Kenneth resta silencieux sur tout le trajet du retour. Il garda une main sur sa jambe et l'autre sur la bouteille de whisky pendant près de deux heures, assis à l'arrière de la voiture, tandis que Raff conduisait, accompagné de Paddy à l'avant. 

Il n'était pas tendu parce qu'il sentait que leur mission avait été un échec éreintant, ni parce que cet affrontement avait été décevant, mais parce qu'il avait découvert un homme qu'il pensait déjà connaître parfaitement. 

Il en avait vu beaucoup à New York, des bootleggers issus du monde de la ferme, qui se prenaient pour des chefs de gang dès qu'ils avaient un peu de responsabilités. Mais pas d'assez téméraires pour aller se jeter dans une tempête et d'assez forts pour en ressortir vivant. 

Cette idée en soi ne l'aurait pas dérangé plus que ça s'il avait passé une soirée normale chez lui, avec ses amis à Pinewood. Il aurait ri à la simple évocation de ce fermier à la merci des vagues, qui allait sauver ses hommes en pleine tempête. Paddy aurait joué un air pendant que Charles aurait improvisé des paroles contant ses actions rocambolesques. Il aurait écouté Arlette et Betty rire et ça serait resté une anecdote.

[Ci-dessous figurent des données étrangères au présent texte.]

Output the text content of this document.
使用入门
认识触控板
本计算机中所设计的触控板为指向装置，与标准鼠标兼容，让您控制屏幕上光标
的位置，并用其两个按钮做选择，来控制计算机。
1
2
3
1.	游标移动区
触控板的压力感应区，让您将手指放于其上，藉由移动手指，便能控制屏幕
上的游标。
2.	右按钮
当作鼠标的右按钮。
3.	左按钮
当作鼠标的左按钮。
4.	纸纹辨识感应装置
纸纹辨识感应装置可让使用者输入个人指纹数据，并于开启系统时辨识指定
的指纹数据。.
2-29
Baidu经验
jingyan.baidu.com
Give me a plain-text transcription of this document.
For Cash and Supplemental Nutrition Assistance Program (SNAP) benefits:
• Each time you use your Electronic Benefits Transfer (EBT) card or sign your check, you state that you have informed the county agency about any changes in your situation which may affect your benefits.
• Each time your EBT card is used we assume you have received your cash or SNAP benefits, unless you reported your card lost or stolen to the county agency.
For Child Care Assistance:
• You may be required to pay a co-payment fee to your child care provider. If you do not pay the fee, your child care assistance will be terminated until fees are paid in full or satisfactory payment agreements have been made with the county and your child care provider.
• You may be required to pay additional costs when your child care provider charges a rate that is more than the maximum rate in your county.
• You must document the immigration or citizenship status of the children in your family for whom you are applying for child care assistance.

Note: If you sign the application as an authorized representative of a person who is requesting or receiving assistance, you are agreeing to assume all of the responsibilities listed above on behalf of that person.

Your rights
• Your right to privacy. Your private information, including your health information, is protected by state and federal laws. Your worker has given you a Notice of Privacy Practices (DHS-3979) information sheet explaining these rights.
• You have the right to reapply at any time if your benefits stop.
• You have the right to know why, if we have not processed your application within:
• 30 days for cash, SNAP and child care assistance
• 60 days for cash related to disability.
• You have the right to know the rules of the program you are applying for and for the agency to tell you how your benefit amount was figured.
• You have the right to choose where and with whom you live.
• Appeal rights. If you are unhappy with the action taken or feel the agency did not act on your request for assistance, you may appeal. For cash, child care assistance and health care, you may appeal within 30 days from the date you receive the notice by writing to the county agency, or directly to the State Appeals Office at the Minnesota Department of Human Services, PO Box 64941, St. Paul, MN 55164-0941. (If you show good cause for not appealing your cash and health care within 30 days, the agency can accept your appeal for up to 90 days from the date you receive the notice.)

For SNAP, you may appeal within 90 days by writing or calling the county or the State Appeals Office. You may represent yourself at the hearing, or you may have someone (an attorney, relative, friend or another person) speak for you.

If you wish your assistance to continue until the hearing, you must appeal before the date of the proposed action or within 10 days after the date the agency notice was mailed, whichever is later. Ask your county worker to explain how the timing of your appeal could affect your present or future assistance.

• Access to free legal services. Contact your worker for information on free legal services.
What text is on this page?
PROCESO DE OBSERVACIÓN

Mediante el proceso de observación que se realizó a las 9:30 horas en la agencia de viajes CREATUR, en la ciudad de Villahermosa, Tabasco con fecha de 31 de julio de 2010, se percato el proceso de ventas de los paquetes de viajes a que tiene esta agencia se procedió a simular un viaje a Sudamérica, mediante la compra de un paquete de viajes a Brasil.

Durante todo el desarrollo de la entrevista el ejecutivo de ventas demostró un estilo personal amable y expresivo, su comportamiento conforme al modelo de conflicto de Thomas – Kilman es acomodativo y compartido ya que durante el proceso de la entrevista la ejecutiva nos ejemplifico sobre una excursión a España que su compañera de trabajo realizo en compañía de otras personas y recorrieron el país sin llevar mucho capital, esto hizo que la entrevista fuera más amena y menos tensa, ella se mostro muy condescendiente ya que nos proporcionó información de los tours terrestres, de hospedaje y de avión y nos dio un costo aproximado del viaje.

Mais il avait passé la nuit dans un phare battu par le vent, la jambe paralysée, écoutant le hurlement du vent lui murmurer des choses à l'oreille, regardant des formes humaines se dessiner dans les vagues éclairées pendant quelques secondes par le phare. 

Ce n'était certainement que des phénomènes scientifiques, des effets hypnotiques doublés par la fatigue et sa blessure, mais il en avait gardé une impression si amère que le retour d'Henry lui avait presque fait peur. Les fantômes et les vivants s'entremêlaient dans son esprit.

Dans les déferlantes de flots noirs et d'écume, il avait vu des visages, aux regards vides comme ceux de la brume. Il y avait vu celui de Joshua... Et celui d'Arlette. 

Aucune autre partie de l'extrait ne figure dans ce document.